May 26

Agtech and Understanding When to Adopt Technology


with Ian Scutt: Aglink Australia

According to Finistere Ventures’ 2020 AgriFood Tech Investment Review, a report developed in collaboration with PitchBook Data, total global investment in agrifood tech companies in 2020 surged to $22.3 billion of which $5 billion was in agtech and $17.3 billion in foodtech.

Biotechnology attracted $1.3 billion in 2020 whilst interest in indoor ag spiked, driven by supply chain and sustainability factors reaching $1.3 billion in funding for 2020, more than doubling the $601 million raised in 2019. Due in large part to pandemic pressures, animal tech investment exploded in 2020 reaching $847.8 million.

Other sectors including digital technologies, precision agriculture, plant sciences, ag marketplace and fintech also broke investment records in 2020 as stakeholders made their commitment to help growers manage climate change and overcome mounting sustainability pressures clear.

These are big numbers and should translate into exciting times ahead! But how will this really translate when it comes to Australian agriculture, in particular i) the adoption rate and ii) the ongoing use and reliability of new agtech solutions?

The Australian agricultural industry is known for its entrepreneurial approach and as such had its fair share of technology success stories over the years. Too often though, new technologies make bold promises with our industry (retail distribution and farmers) enticed into technology where the expectation hasn’t aligned with ‘the promise’. This can be for many reasons, some legitimate and some perhaps not so.

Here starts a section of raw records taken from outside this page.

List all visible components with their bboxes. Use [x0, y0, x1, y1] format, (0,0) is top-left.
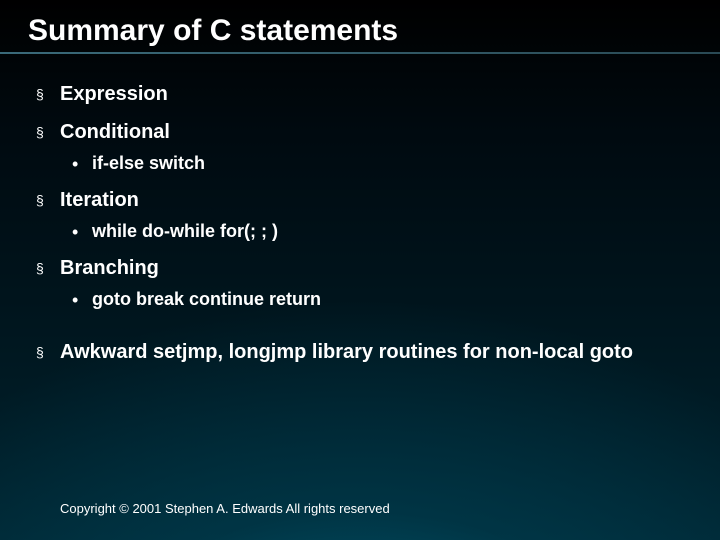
- list-label: Conditional: [60, 120, 170, 144]
- list-label: Iteration: [60, 188, 139, 212]
- list-sublabel: goto break continue return: [92, 288, 321, 310]
- list-sublabel: while do-while for(; ; ): [92, 220, 278, 242]
- section-bullet-icon: §: [36, 188, 46, 212]
- dot-bullet-icon: •: [72, 222, 80, 242]
- section-bullet-icon: §: [36, 256, 46, 280]
- list-label: Branching: [60, 256, 159, 280]
- copyright-notice: Copyright © 2001 Stephen A. Edwards All …: [60, 501, 390, 516]
- section-bullet-icon: §: [36, 82, 46, 106]
- list-item: § Branching: [36, 256, 692, 280]
- list-sublabel: if-else switch: [92, 152, 205, 174]
- section-bullet-icon: §: [36, 120, 46, 144]
- section-bullet-icon: §: [36, 340, 46, 364]
- list-label: Expression: [60, 82, 168, 106]
- list-subitem: • goto break continue return: [72, 288, 692, 310]
- slide: Summary of C statements § Expression § C…: [0, 0, 720, 540]
- list-subitem: • if-else switch: [72, 152, 692, 174]
- list-item: § Expression: [36, 82, 692, 106]
- dot-bullet-icon: •: [72, 290, 80, 310]
- list-label: Awkward setjmp, longjmp library routines…: [60, 340, 633, 364]
- list-item: § Conditional: [36, 120, 692, 144]
- list-subitem: • while do-while for(; ; ): [72, 220, 692, 242]
- slide-title: Summary of C statements: [28, 14, 692, 48]
- dot-bullet-icon: •: [72, 154, 80, 174]
- slide-body: § Expression § Conditional • if-else swi…: [28, 82, 692, 364]
- list-item: § Iteration: [36, 188, 692, 212]
- list-item: § Awkward setjmp, longjmp library routin…: [36, 340, 692, 364]
- title-underline: [0, 52, 720, 54]
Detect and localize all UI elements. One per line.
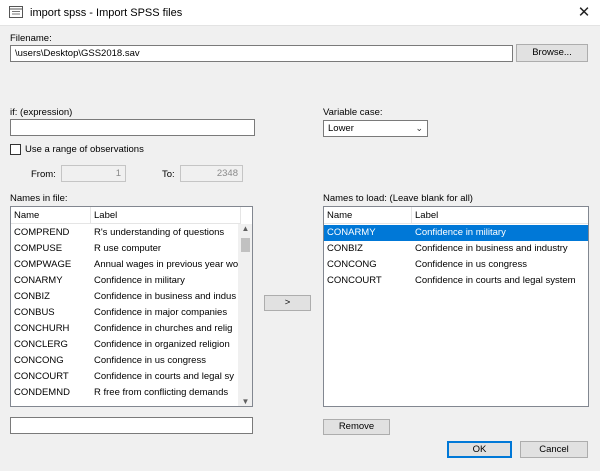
window-title: import spss - Import SPSS files [30,7,183,19]
list-item-label: R's understanding of questions [94,227,225,238]
names-in-file-header: Name Label [11,207,241,224]
names-to-load-list[interactable]: Name Label CONARMY Confidence in military… [323,206,589,407]
to-field[interactable]: 2348 [180,165,243,182]
list-item-label: R use computer [94,243,162,254]
list-item-label: Confidence in major companies [94,307,228,318]
list-item-name: CONARMY [14,275,63,286]
list-item[interactable]: CONDEMND R free from conflicting demands [11,385,238,401]
list-item-label: Confidence in churches and relig [94,323,233,334]
list-item[interactable]: COMPWAGE Annual wages in previous year wo [11,257,238,273]
range-checkbox-label: Use a range of observations [25,144,144,155]
list-item-label: R free from conflicting demands [94,387,229,398]
title-bar: import spss - Import SPSS files ✕ [0,0,600,26]
list-item[interactable]: CONCOURT Confidence in courts and legal s… [324,273,588,289]
column-header-label[interactable]: Label [91,207,241,224]
names-to-load-label: Names to load: (Leave blank for all) [323,193,473,204]
ok-button[interactable]: OK [447,441,512,458]
list-item-name: CONARMY [327,227,376,238]
list-item-label: Confidence in military [415,227,506,238]
list-item[interactable]: CONCLERG Confidence in organized religion [11,337,238,353]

We understand that Agriculture is a risky game and measured risks are part of the everyday decision-making. But how can we minimise this risk when it comes to agtech?

Introducing the Gartner Hype Cycle. The below graphic provides a representation of the maturity and adoption of technology and how these applications provide solutions to solving business problems.



For a business in agriculture, the key question should always be asked – “where does the technology I am looking at fit on the curve”. The risk of engaging with an agtech solution during the ‘peak of inflated expectations’ can potentially be costly and in some cases, if the technology fails (e.g. start-up business fails), a feeling of disillusionment inevitably creeps in.

Early adopters are more akin to this risk but more conservative individuals would feel a deep sense of disappointment as their expectations would be that the technology is robust, tested and reliable (fit for purpose).

Given the level of global investment in agtech, we will (and are) expect to see a plethora of solutions offered within the agricultural market over coming years. Exciting as this is, some will be game changers and some will fail. Asking the right questions when assessing these opportunities is critically important to help determine where the technology sits along the hype curve. Hopefully in doing this, you will select a solution that is either on the ‘slope of enlightenment’ or on the ‘plateau of productivity’.

As Scott Pape from the Barefoot Investor says “tread your own path”.